# Filter Recommendations - 29 Gallon Tank



## DML33 (Sep 10, 2011)

I was given one of those 29 gallon starter aquariums from Walmart and I'm going to use it to start a planted tank. I replaced the hood with a Coralife T5HO 30'' fixture but now I need some recommendations for a new filter. I've heard aquaclear is a good choice but any other suggestions?


----------



## Big_Fish (Mar 10, 2010)

I've got a 29 gal with two Marineland HOT magnum 250's.
I'm pretty sure I could get away with a single 250, but I needed some extra flow,
(the tank is a jungle  ) and had the extra filter sitting on the shelf.


----------



## Left C (Jun 14, 2005)

I have an Eheim Ecco 2236 on my 29g plant grow out tank. It is very easy and quick to set up and get running.


----------



## nap83 (Feb 7, 2006)

Eheim.


----------



## Freerider (Nov 8, 2006)

Eheim of Fluval Canisters if you have the cash. I have an fluval going on 11 years now and ehiems for over 6 years all no problems or replacement parts required.

If you want HOB I would recommend Aquaclear. All the others require you to buy replacement media specific to the filter (or invent your own).

If you are looking for budget filter, I always recommend air driven filters like sponge or box. So simple, cheap and effective.

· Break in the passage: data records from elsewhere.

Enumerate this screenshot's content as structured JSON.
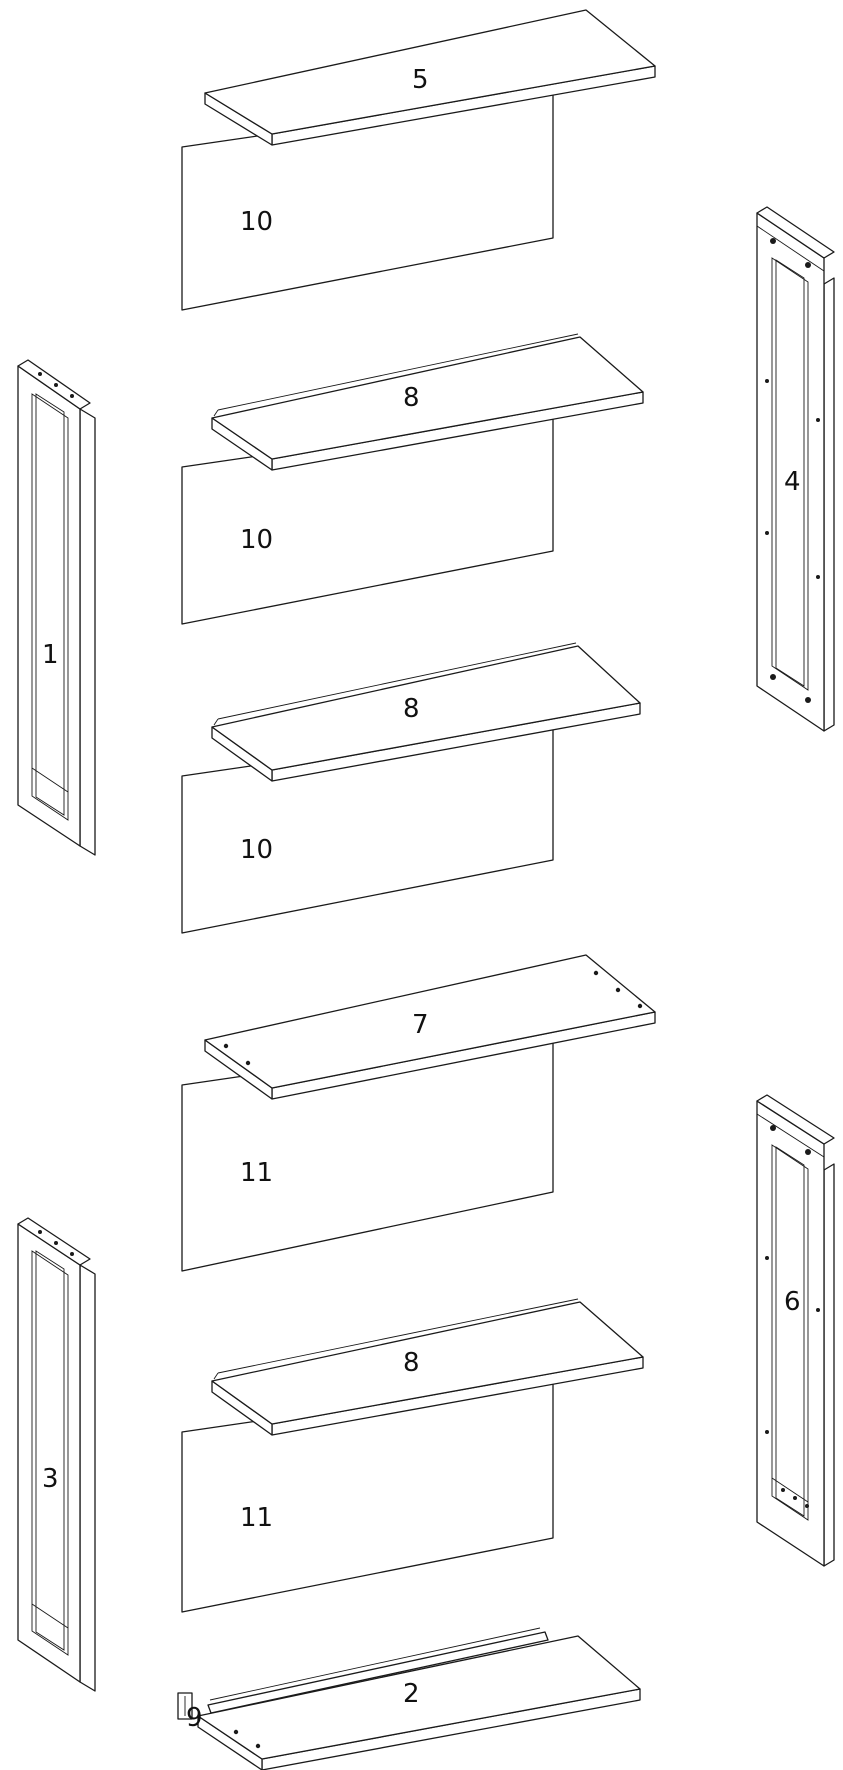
{
  "diagram": {
    "parts": [
      {
        "id": "side-panel-left-top",
        "label": "1"
      },
      {
        "id": "side-panel-right-top",
        "label": "2"
      },
      {
        "id": "side-panel-left-bottom",
        "label": "3"
      },
      {
        "id": "side-panel-right-bottom",
        "label": "4"
      },
      {
        "id": "top-board",
        "label": "5"
      },
      {
        "id": "bottom-board",
        "label": "6"
      },
      {
        "id": "fixed-shelf",
        "label": "7"
      },
      {
        "id": "shelf-1",
        "label": "8"
      },
      {
        "id": "shelf-2",
        "label": "8"
      },
      {
        "id": "shelf-3",
        "label": "8"
      },
      {
        "id": "plinth-strip",
        "label": "9"
      },
      {
        "id": "back-panel-1",
        "label": "10"
      },
      {
        "id": "back-panel-2",
        "label": "10"
      },
      {
        "id": "back-panel-3",
        "label": "10"
      },
      {
        "id": "back-panel-4",
        "label": "11"
      },
      {
        "id": "back-panel-5",
        "label": "11"
      }
    ],
    "colors": {
      "line": "#1a1a1a",
      "fill": "#ffffff",
      "background": "#ffffff"
    }
  }
}
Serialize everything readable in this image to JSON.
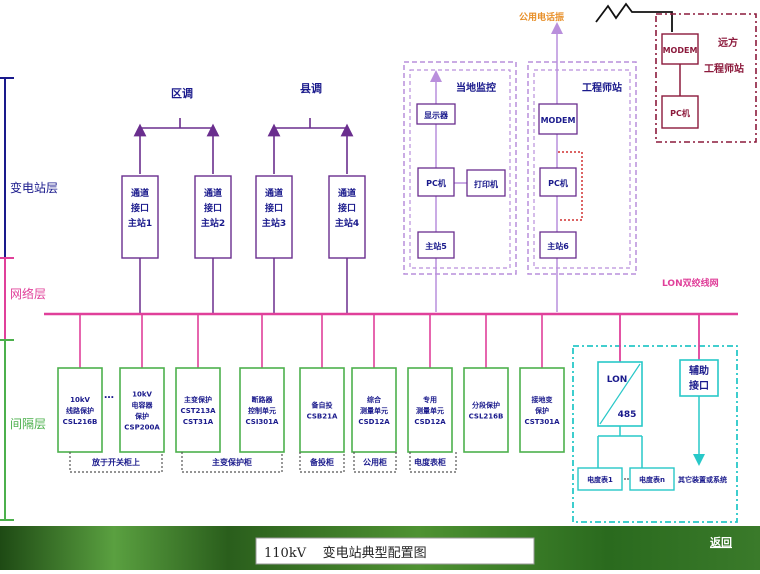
{
  "title_bar": {
    "title": "110kV    变电站典型配置图",
    "back_link": "返回"
  },
  "layers": {
    "substation": "变电站层",
    "network": "网络层",
    "bay": "间隔层"
  },
  "labels": {
    "district_dispatch": "区调",
    "county_dispatch": "县调",
    "local_monitor": "当地监控",
    "engineer_station": "工程师站",
    "public_phone": "公用电话振",
    "remote_engineer": [
      "远方",
      "工程师站"
    ],
    "lon_network": "LON双绞线网",
    "other_devices": "其它装置或系统"
  },
  "gateways": [
    {
      "lines": [
        "通道",
        "接口",
        "主站1"
      ]
    },
    {
      "lines": [
        "通道",
        "接口",
        "主站2"
      ]
    },
    {
      "lines": [
        "通道",
        "接口",
        "主站3"
      ]
    },
    {
      "lines": [
        "通道",
        "接口",
        "主站4"
      ]
    }
  ],
  "local": {
    "display": "显示器",
    "pc": "PC机",
    "printer": "打印机",
    "master": "主站5"
  },
  "engineer": {
    "modem": "MODEM",
    "pc": "PC机",
    "master": "主站6"
  },
  "remote": {
    "modem": "MODEM",
    "pc": "PC机"
  },
  "bays": [
    {
      "lines": [
        "10kV",
        "线路保护",
        "CSL216B"
      ]
    },
    {
      "lines": [
        "10kV",
        "电容器",
        "保护",
        "CSP200A"
      ]
    },
    {
      "lines": [
        "主变保护",
        "CST213A",
        "CST31A"
      ]
    },
    {
      "lines": [
        "断路器",
        "控制单元",
        "CSI301A"
      ]
    },
    {
      "lines": [
        "备自投",
        "CSB21A"
      ]
    },
    {
      "lines": [
        "综合",
        "测量单元",
        "CSD12A"
      ]
    },
    {
      "lines": [
        "专用",
        "测量单元",
        "CSD12A"
      ]
    },
    {
      "lines": [
        "分段保护",
        "CSL216B"
      ]
    },
    {
      "lines": [
        "接地变",
        "保护",
        "CST301A"
      ]
    }
  ],
  "ellipsis": "…",
  "groups": [
    "放于开关柜上",
    "主变保护柜",
    "备投柜",
    "公用柜",
    "电度表柜"
  ],
  "lon": {
    "top": "LON",
    "bottom": "485"
  },
  "aux_interface": [
    "辅助",
    "接口"
  ],
  "meters": [
    "电度表1",
    "电度表n"
  ],
  "colors": {
    "purple": "#6a2e8e",
    "navy": "#1a1a8c",
    "magenta": "#e0409a",
    "green": "#4cb04c",
    "cyan": "#28c8c8",
    "maroon": "#8c1a3c",
    "orange": "#e8902a",
    "lilac": "#b98fdc",
    "bar_green": "#2e6a1e"
  }
}
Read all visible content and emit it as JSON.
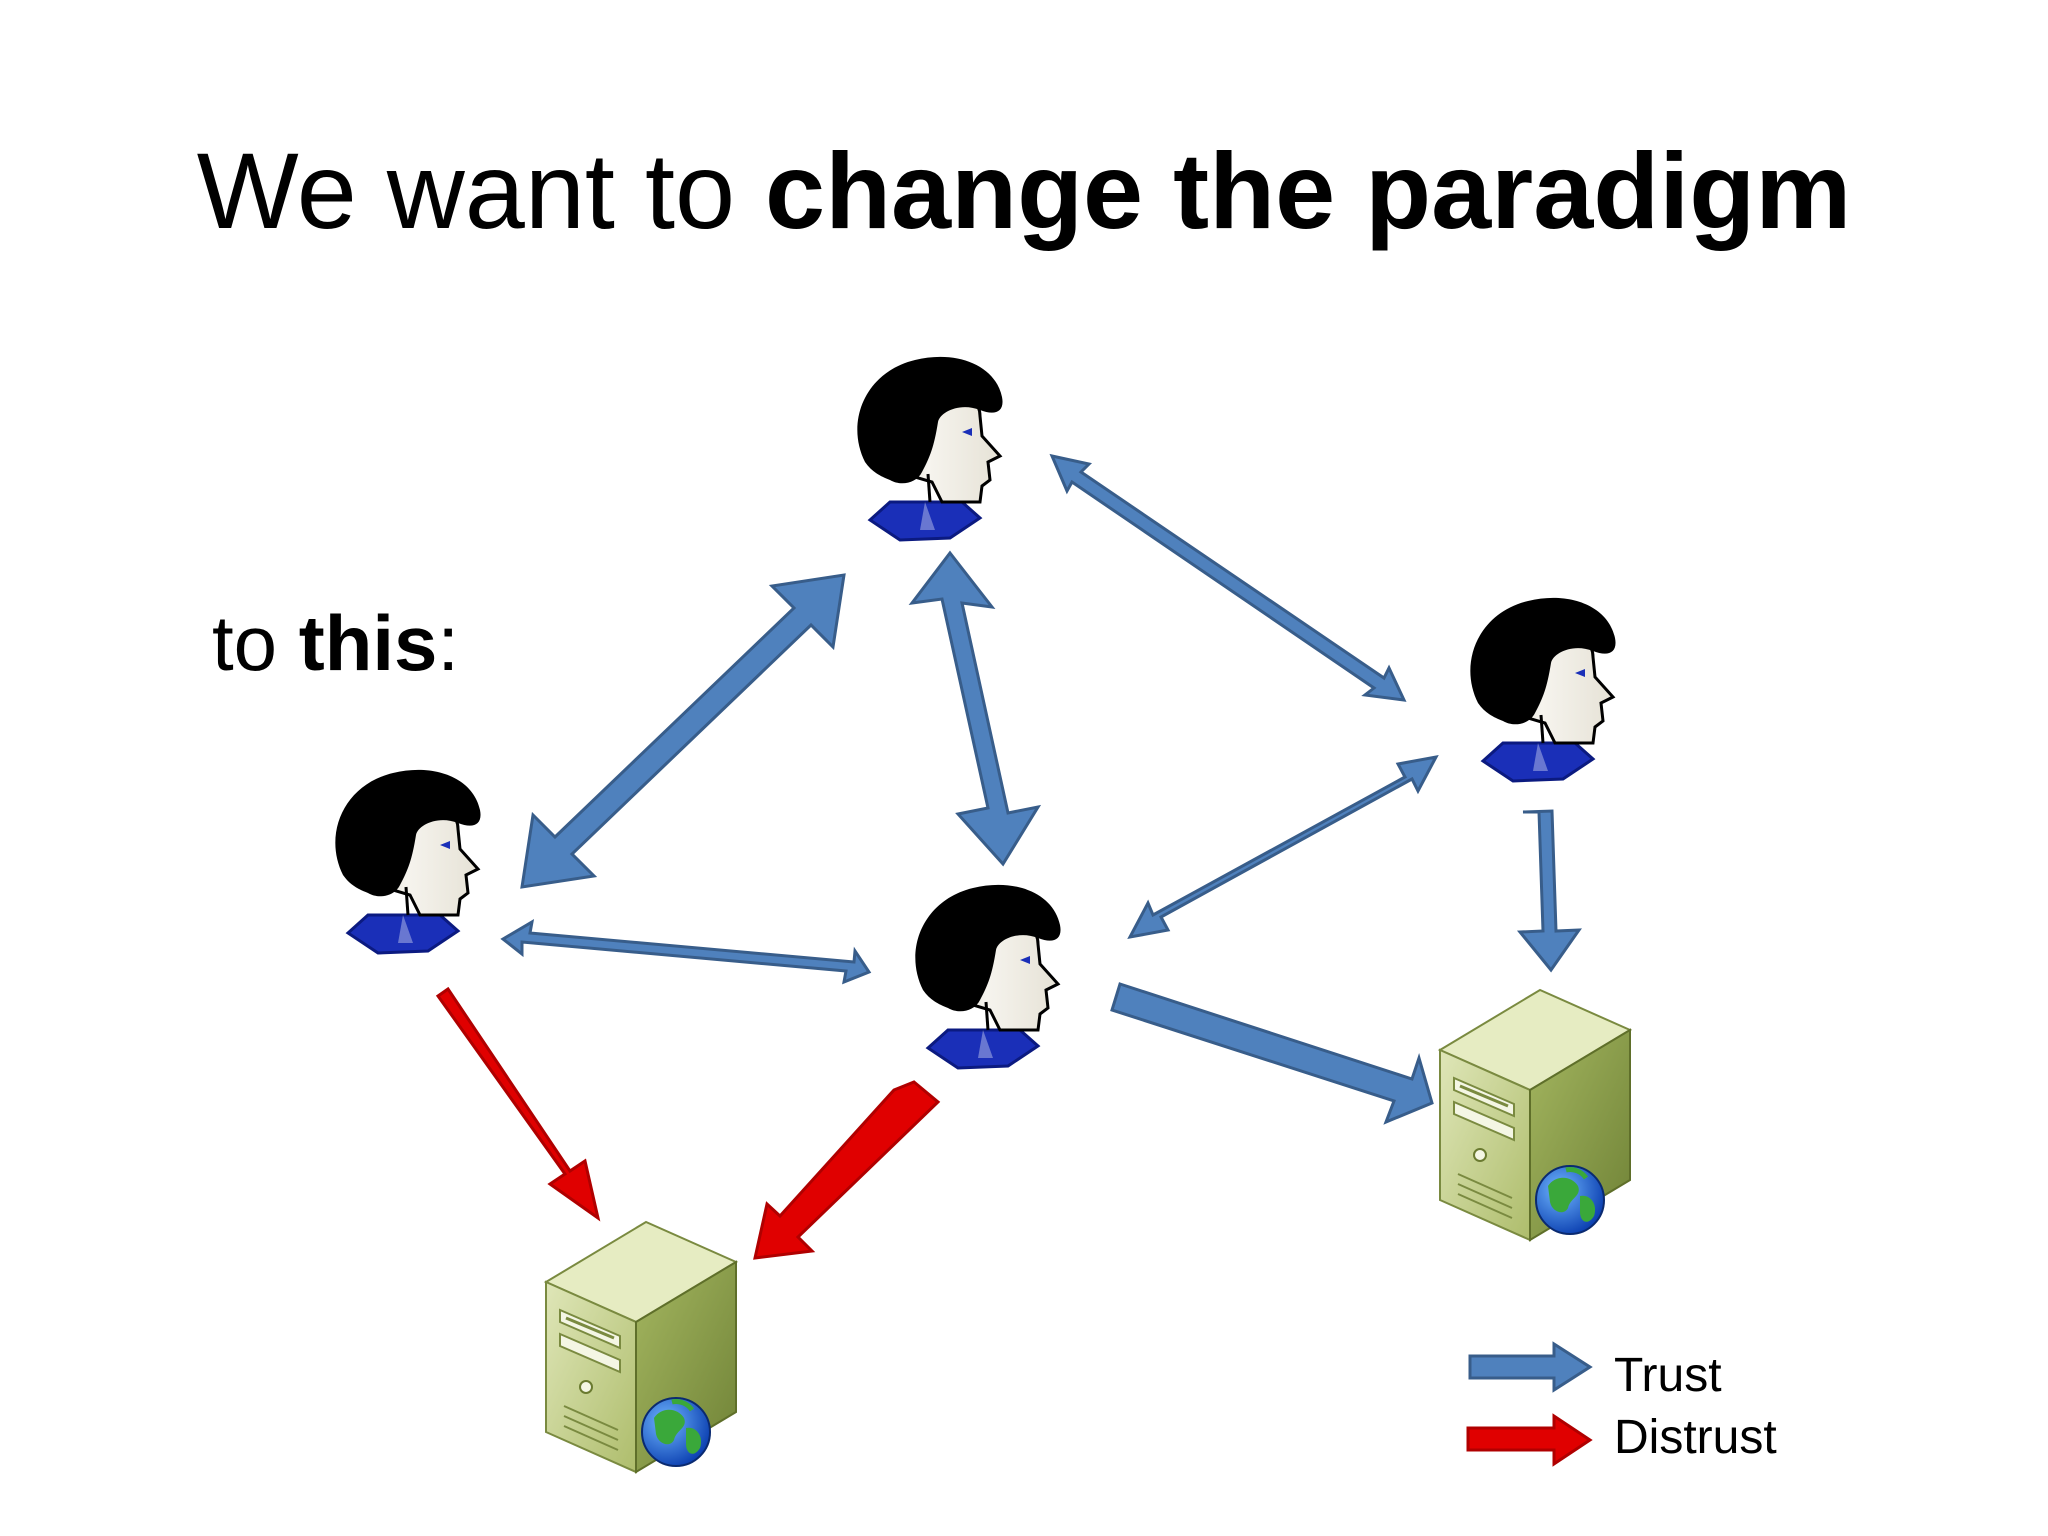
{
  "slide": {
    "title_prefix": "We want to ",
    "title_emphasis": "change the paradigm",
    "subtitle_prefix": "to ",
    "subtitle_emphasis": "this",
    "subtitle_suffix": ":"
  },
  "legend": {
    "trust_label": "Trust",
    "distrust_label": "Distrust"
  },
  "colors": {
    "trust": "#4f81bd",
    "trust_stroke": "#385d8a",
    "distrust": "#e00000",
    "distrust_stroke": "#b00000",
    "hair": "#000000",
    "face": "#f2efe6",
    "collar": "#1a2fb8",
    "server_front": "#c3cf8f",
    "server_side": "#8fa24e"
  },
  "diagram": {
    "nodes": [
      {
        "id": "person-top",
        "kind": "person-icon"
      },
      {
        "id": "person-left",
        "kind": "person-icon"
      },
      {
        "id": "person-center",
        "kind": "person-icon"
      },
      {
        "id": "person-right",
        "kind": "person-icon"
      },
      {
        "id": "server-left",
        "kind": "web-server-icon"
      },
      {
        "id": "server-right",
        "kind": "web-server-icon"
      }
    ],
    "edges": [
      {
        "from": "person-top",
        "to": "person-left",
        "relation": "trust",
        "direction": "both"
      },
      {
        "from": "person-top",
        "to": "person-center",
        "relation": "trust",
        "direction": "both"
      },
      {
        "from": "person-top",
        "to": "person-right",
        "relation": "trust",
        "direction": "both"
      },
      {
        "from": "person-left",
        "to": "person-center",
        "relation": "trust",
        "direction": "both"
      },
      {
        "from": "person-right",
        "to": "person-center",
        "relation": "trust",
        "direction": "both"
      },
      {
        "from": "person-right",
        "to": "server-right",
        "relation": "trust",
        "direction": "one-way"
      },
      {
        "from": "person-center",
        "to": "server-right",
        "relation": "trust",
        "direction": "one-way"
      },
      {
        "from": "person-left",
        "to": "server-left",
        "relation": "distrust",
        "direction": "one-way"
      },
      {
        "from": "person-center",
        "to": "server-left",
        "relation": "distrust",
        "direction": "one-way"
      }
    ]
  }
}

What are you keeping in the tank?


----------



## londonloco (Sep 25, 2005)

I had an xp2 on my planted 29g, worked great. I also had a 2x24W T5HO on the tank, found it was too much light w/out CO2. I ended up using one bulb for 8 hours a day, tank was algae free the entire time I had it set up, which was over 2 years.


----------



## Endler breeder (Sep 25, 2011)

I have a 2 50 Aquaclear on my 29gallon..


----------